Explaining Sahara AI’s Collaborative Economy

Artificial intelligence (AI) is a collaborative technology, created from the combined efforts of millions writing comments online, uploading images and video, and otherwise cataloging and labeling online data over decades.

As tools for human-AI collaboration change the nature of work, the fundamental economic relationship between technology companies and consumers must change from one trading free access to tools for private data to one that ensures all participants are fairly compensated for their work. Otherwise, there won’t be much of an economy left to participate in.

Sahara provides a decentralized AI network to support a new form of economy designed for the Age of AI, by providing a fast, personalized, and painless-to-use system that can protect its users’ privacy, guarantee the provenance of their data, and foregrounds the human experience.

How Sahara’s Collaborative Economy Works

A detailed diagram of the Collaborative Economy

Rather than a simple exchange, Sahara uses validation staking to incentivize an economic ecosystem. The system uses web3 technologies to keep training personal data separate from public models and properly attribute information when it’s used in a model so its owner can be compensated. 

There are three ways of earning compensation: people can provide knowledge in the form of data, models, or services like labeling or collection; they can help maintain the decentralized infrastructure by running a node or providing storage, or they can provide validation services to maintain the integrity of the network itself.

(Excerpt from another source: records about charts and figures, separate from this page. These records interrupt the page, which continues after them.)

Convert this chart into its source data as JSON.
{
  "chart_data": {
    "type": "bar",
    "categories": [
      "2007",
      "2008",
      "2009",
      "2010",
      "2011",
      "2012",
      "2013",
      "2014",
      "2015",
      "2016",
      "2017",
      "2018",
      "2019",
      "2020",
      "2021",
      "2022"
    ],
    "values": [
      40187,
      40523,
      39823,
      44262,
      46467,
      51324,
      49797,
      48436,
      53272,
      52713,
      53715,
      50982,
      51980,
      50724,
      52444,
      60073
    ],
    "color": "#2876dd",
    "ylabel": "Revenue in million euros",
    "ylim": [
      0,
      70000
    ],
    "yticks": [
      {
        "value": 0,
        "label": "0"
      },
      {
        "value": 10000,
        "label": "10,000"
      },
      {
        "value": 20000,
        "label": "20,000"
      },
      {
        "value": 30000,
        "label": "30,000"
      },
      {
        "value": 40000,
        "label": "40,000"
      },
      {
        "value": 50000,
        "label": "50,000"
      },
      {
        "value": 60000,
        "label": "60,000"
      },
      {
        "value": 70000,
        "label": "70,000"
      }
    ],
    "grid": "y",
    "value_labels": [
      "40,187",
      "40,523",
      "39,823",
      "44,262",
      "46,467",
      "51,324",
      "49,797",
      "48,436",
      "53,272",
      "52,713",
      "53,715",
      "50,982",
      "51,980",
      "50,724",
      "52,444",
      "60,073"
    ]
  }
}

This breaks down into five distinct roles to play in the Sahara Economy: Knowledge Consumers pay for inferences generated by models on the Sahara Network, introducing funds into the network; Knowledge Providers receive compensation for rendering services such as collecting data or labeling it; Knowledge Developers use those services and data to create models to receive funds from providing inferences to Consumers; meanwhile [Node] Operators provide computational power and storage resources; and Validators verify information accuracy and provide recourse for bad actors abusing the system.

This creates a self-sustaining ecosystem that allows network participants to benefit from the work they contribute, whether it’s operating a node, contributing knowledge and data, validating data, fine-tuning a model, or building an autonomous agent.

Why the Existing Economic Relationship Does Not Work

Historically, a simple dynamic has governed the relationship between users and AI/ML. Companies asked for access to consumer data in exchange for access to their tools—and for the most part, it worked. But on November 30, 2022, OpenAI released ChatGPT, a powerful large language model (LLM) trained on publicly available databases and capable of generating competent text and code. All of a sudden entire employment categories were at risk of being replaced by a model created from publicly available content. 

As AI’s capabilities increase and threaten millions more jobs, the old model of hoarding data and selling it back to customers will eventually stifle economic opportunity and innovation. Sahara’s model relies on a decentralized network, keeping consumer data private, and an attribution system to ensure everyone who participates in the knowledge economy receives fair compensation.